Two out of three employees haven’t read their company’s expense policy, according to AllStarCard. A procurement plan gives organizations a prime opportunity to tell employees, “This is how we intend to spend this year, and all of your purchases must map back to this plan. Purchases that don’t map back to this plan stand in the way of achieving our goals of X, Y, Z. And, by the way, if you don’t adhere to our policy, we won’t approve your expense report.”
Most employees want their business to achieve its goals. Employers need to articulate what those goals are and explain how maverick spend stands in the way of achieving them. Anyone who still fails to follow the purchasing policy should face repercussions.
3. Allows you to get a head start on ordering to prevent costly delays
Spending on an as-needed basis leaves too much room for error. A procurement plan helps you build a structure for employees, so they can submit orders early—or at least on time—as a matter of routine.

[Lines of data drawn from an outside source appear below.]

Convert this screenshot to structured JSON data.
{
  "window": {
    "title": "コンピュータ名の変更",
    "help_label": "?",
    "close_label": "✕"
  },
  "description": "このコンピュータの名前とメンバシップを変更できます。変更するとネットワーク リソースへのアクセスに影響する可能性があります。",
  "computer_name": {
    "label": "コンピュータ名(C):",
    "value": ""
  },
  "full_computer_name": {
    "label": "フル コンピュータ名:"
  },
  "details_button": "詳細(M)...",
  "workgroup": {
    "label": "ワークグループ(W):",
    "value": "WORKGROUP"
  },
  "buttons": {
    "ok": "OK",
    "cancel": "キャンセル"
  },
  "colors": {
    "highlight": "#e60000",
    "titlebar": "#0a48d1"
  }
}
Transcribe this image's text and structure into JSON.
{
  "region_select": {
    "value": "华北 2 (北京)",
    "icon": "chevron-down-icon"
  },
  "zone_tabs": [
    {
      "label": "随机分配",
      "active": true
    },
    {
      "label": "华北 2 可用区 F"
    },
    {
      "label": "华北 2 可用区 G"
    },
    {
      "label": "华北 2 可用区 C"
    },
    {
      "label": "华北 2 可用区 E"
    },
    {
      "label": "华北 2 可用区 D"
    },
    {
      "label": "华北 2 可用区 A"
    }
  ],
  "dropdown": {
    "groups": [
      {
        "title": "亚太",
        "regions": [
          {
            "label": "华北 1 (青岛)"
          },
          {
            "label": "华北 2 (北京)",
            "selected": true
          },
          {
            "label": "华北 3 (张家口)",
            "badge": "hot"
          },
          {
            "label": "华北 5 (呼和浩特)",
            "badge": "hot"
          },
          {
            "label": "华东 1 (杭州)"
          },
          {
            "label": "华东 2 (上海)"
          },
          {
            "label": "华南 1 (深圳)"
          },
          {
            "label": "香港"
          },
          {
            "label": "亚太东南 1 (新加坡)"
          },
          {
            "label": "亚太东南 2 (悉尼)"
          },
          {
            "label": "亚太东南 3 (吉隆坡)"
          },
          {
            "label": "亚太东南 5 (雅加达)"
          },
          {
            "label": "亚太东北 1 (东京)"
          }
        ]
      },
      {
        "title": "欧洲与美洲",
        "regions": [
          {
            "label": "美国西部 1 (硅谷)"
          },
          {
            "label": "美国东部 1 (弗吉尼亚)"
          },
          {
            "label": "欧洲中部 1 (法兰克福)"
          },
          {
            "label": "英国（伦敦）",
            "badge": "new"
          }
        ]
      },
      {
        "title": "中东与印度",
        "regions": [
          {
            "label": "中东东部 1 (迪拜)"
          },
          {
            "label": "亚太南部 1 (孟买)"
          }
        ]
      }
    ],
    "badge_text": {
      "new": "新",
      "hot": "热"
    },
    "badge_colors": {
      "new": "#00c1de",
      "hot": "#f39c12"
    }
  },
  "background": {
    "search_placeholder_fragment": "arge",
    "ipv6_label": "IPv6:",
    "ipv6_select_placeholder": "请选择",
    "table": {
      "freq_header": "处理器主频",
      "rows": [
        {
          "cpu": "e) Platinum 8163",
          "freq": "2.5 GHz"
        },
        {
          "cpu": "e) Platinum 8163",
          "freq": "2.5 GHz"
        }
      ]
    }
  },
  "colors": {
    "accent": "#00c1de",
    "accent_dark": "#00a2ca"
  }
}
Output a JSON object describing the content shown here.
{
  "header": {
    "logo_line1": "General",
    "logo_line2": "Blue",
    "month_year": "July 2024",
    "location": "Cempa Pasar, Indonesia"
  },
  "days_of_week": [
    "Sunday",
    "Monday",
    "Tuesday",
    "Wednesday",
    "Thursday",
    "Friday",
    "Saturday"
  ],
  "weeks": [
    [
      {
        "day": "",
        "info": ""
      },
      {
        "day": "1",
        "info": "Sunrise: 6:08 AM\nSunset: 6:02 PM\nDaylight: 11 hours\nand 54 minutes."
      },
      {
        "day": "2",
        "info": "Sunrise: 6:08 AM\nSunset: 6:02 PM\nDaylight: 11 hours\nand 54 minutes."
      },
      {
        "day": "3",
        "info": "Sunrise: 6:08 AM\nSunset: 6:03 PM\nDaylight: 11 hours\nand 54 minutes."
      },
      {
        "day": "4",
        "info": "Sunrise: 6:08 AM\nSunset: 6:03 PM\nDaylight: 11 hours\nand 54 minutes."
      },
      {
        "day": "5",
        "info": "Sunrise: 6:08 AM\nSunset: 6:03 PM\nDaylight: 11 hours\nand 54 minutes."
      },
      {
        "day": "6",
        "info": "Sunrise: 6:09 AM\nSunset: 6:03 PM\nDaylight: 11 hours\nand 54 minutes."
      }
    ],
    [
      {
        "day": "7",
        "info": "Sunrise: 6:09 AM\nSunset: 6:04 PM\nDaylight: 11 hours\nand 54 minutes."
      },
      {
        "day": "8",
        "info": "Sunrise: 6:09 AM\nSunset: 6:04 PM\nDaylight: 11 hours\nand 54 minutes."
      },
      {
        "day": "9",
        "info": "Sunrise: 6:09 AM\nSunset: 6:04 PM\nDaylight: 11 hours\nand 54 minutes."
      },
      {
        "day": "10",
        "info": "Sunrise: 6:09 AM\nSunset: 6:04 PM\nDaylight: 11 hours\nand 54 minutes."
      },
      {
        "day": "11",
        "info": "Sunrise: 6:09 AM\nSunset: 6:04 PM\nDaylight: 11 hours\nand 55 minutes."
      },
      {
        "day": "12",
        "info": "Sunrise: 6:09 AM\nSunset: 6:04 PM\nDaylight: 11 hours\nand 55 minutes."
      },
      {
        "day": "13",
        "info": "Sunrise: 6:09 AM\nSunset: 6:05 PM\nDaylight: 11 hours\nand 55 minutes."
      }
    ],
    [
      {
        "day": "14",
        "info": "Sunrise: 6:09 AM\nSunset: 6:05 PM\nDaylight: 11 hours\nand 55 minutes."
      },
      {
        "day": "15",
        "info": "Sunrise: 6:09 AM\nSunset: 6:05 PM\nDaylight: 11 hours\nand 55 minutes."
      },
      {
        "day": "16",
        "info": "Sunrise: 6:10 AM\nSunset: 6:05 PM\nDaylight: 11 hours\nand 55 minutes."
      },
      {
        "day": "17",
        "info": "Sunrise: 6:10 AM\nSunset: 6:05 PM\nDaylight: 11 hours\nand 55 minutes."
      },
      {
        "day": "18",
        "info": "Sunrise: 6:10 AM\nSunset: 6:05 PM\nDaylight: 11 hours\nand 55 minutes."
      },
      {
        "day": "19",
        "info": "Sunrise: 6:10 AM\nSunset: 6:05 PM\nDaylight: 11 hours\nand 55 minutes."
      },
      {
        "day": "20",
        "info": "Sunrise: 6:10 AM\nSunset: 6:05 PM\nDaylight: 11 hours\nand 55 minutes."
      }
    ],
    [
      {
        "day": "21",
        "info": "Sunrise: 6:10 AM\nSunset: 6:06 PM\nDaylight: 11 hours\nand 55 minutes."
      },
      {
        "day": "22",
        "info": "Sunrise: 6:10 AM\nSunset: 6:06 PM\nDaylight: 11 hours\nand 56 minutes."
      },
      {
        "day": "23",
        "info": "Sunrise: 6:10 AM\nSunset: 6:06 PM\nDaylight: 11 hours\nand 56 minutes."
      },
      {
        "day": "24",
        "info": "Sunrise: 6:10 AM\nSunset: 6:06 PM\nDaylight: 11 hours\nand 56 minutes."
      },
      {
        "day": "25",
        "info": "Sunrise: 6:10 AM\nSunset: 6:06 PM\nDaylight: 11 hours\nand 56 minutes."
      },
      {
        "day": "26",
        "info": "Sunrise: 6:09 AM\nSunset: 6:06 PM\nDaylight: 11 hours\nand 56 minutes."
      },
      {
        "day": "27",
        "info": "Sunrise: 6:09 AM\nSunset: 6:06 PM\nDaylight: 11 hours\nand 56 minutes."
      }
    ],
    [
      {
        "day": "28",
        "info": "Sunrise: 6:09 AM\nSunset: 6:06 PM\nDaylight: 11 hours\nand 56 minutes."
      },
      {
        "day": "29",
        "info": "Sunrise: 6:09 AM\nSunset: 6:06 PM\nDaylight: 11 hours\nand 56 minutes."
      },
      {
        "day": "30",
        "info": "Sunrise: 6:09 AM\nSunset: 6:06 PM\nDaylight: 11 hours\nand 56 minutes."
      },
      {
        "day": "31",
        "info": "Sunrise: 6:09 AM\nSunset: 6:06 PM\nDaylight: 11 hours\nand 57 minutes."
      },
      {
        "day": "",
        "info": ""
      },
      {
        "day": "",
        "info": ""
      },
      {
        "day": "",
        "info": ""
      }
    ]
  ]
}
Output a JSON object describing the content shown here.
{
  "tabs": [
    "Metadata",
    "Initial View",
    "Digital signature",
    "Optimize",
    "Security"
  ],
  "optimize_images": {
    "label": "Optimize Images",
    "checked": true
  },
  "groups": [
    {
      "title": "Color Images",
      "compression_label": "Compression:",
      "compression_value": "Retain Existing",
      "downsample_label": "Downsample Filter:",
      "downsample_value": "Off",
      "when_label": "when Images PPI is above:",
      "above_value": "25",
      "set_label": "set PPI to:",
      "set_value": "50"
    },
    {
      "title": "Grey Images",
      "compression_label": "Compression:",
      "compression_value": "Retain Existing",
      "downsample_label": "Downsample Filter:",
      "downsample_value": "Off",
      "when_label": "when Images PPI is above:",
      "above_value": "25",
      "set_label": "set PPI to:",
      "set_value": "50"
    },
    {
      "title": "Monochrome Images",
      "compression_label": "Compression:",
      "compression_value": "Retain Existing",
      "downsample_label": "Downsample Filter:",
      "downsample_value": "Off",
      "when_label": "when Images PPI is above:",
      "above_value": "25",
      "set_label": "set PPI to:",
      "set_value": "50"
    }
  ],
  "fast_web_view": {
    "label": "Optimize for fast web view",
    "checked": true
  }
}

Late orders can be costly. If the supplies you need don’t arrive on time, someone from the team has to run out to the store to buy them. Let’s count the waste: employee time, duplicate purchase, purchase at a markup price. If you’re a coffee shop in need of milk, that amounts to about $20, if we figure an hour of an employee’s time, and $5 for the dairy. Quite the markup for something that should have cost $3.
But what if you’re a coffee shop, and your signature espresso doesn’t arrive on time? Now you have to tell customers you can’t sell them their favorite beverage, putting your sales in jeopardy until the espresso arrives.
You know if you place an order at the last minute, it’s going to take ages to ship. Establish a procurement plan so your team can either get ahead on purchasing or set up automatic reorders.
4. Gives employees visibility into spending goals
Like we said before, employees want their employer to succeed. Share your procurement plan with employees to give them transparency into spend across the organization. This way, employees can help the organization save cash when unexpected expenses arise.
Take the example above, where two employees from different teams were using the same software. Had the two employees known they were subscribing to the same software, they might have coordinated to purchase a team plan.
Additionally, a procurement plan allows team managers to set their budgets against the broader organizational goals and plan for spend when it is most convenient for the organization. This doesn’t necessarily cut costs in the long term, but it helps ensure that the business has enough capital at all times to achieve its value-add goals.
In essence, this type of budget planning keeps the company’s working capital, or the difference between a company’s current assets and liabilities, high. The significance of this feat shouldn’t be overlooked. According to a report from PwC, global firms could have freed up as much as €177 billion ($214 billion) in cash in 2017 to support growth and innovation if they had improved their working capital.
Plug cash leaks with a clear procurement plan
“2020 went exactly as planned,” said no one ever. But don’t let the past year discourage you from planning.
We have a pretty good idea of what 2021 will look like (knock on wood). Offices will be closed, at least temporarily. The majority of employees will work from home. Spend will come from as many locations as you have employees.
You can prevent spending from becoming haphazard while your employees are dispersed. You just need to think a little bit more like a Venetian and create a clear procurement plan to ensure that all spending improves your bottom line.